What the Automakers Forgot

April 2, 2009 by Jean Murray  
Filed under Business

U.S. automakers are in trouble.  They…and the rest of us…have forgotten the basic principles of a master who taught them the basic principles of continual improvement:I’m talking about W. Edwards Deming.  Deming EUM200903311100000069worked with the Japanese automakers after WW II and caught the eye of Ford Motor Company.  Today, it seems the automakers have forgotten these principles, which are related in his classic book with the appropriate title Out of the Crisis.  Small business owners too can benefit from a review of Deming’s principles.

Deming warned against the Seven Deadly Diseases (also known as the “Seven Wastes”):

1. Lack of constancy of purpose.
2. Emphasis on short-term profits.
3. Evaluation by performance, merit rating, or annual review of performance.
4. Mobility of management.
5. Running a company on visible figures alone.
6. Excessive medical costs.
7. Excessive costs of warranty, fueled by lawyers who work for contingency fees.

It seems businesses  all have forgotten about these diseases.  Big business and small, we have:

  • Sacrificed long-term improvement for short-term returns for shareholders
  • Shuffled management rather like football coaches, hoping for those short-term victories
  • Relied on business “heros” (quotes deliberate) to lead us (think Gates, Buffett, and many more)

Deming was also ahead of his time in warning against “excessive medical costs” and “excessive costs of warranty” (by which I believe he meant costs of taking everything to court, which people in the U.S. love to do).  And I didn’t make up that part about the lawyers, folks.

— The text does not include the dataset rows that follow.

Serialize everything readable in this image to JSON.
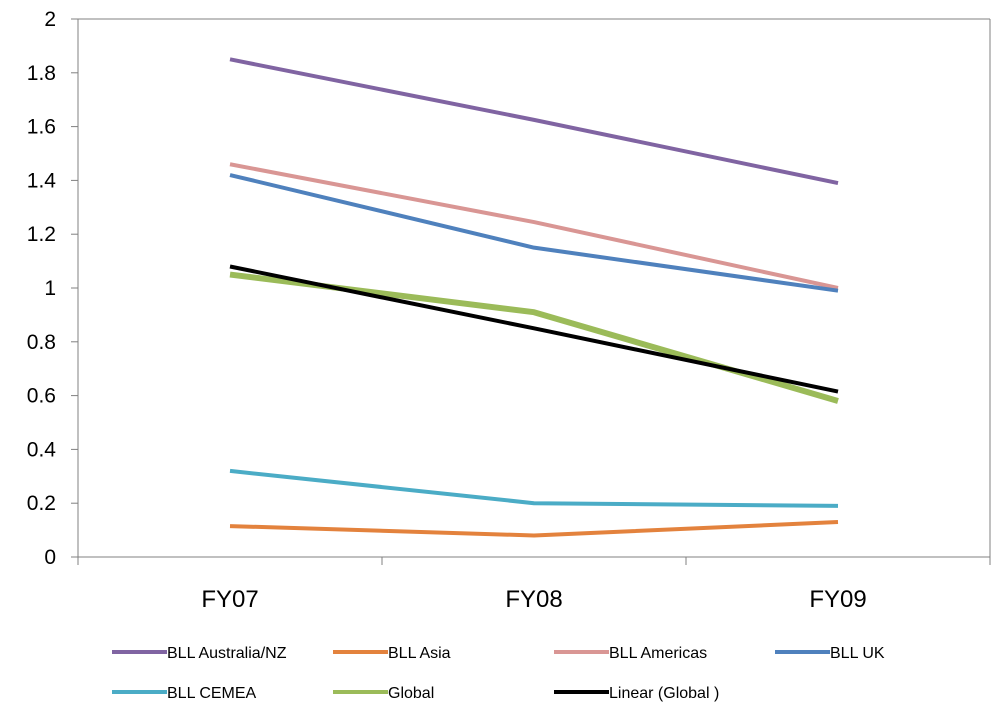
{
  "chart_data": {
    "type": "line",
    "categories": [
      "FY07",
      "FY08",
      "FY09"
    ],
    "ylim": [
      0,
      2
    ],
    "yticks": [
      "0",
      "0.2",
      "0.4",
      "0.6",
      "0.8",
      "1",
      "1.2",
      "1.4",
      "1.6",
      "1.8",
      "2"
    ],
    "grid": false,
    "legend_position": "bottom",
    "series": [
      {
        "name": "BLL Australia/NZ",
        "color": "#8064a2",
        "values": [
          1.85,
          1.625,
          1.39
        ]
      },
      {
        "name": "BLL Asia",
        "color": "#e3823d",
        "values": [
          0.115,
          0.08,
          0.13
        ]
      },
      {
        "name": "BLL Americas",
        "color": "#d99694",
        "values": [
          1.46,
          1.245,
          1.0
        ]
      },
      {
        "name": "BLL UK",
        "color": "#4f81bd",
        "values": [
          1.42,
          1.15,
          0.99
        ]
      },
      {
        "name": "BLL CEMEA",
        "color": "#4bacc6",
        "values": [
          0.32,
          0.2,
          0.19
        ]
      },
      {
        "name": "Global",
        "color": "#9bbb59",
        "values": [
          1.05,
          0.91,
          0.58
        ]
      },
      {
        "name": "Linear (Global )",
        "color": "#000000",
        "values": [
          1.08,
          0.85,
          0.615
        ]
      }
    ]
  }
}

One more point: Ford Motor Company brought Deming back from Japan to help them improve quality and become more competitive.  Yes, that is the same Ford Motor Company that declined a bailout when the other two U.S. automakers accepted.

It wouldn’t hurt for the other two U.S. automakers – and all businesses, large and small – to go back and read Deming and consider what he was saying.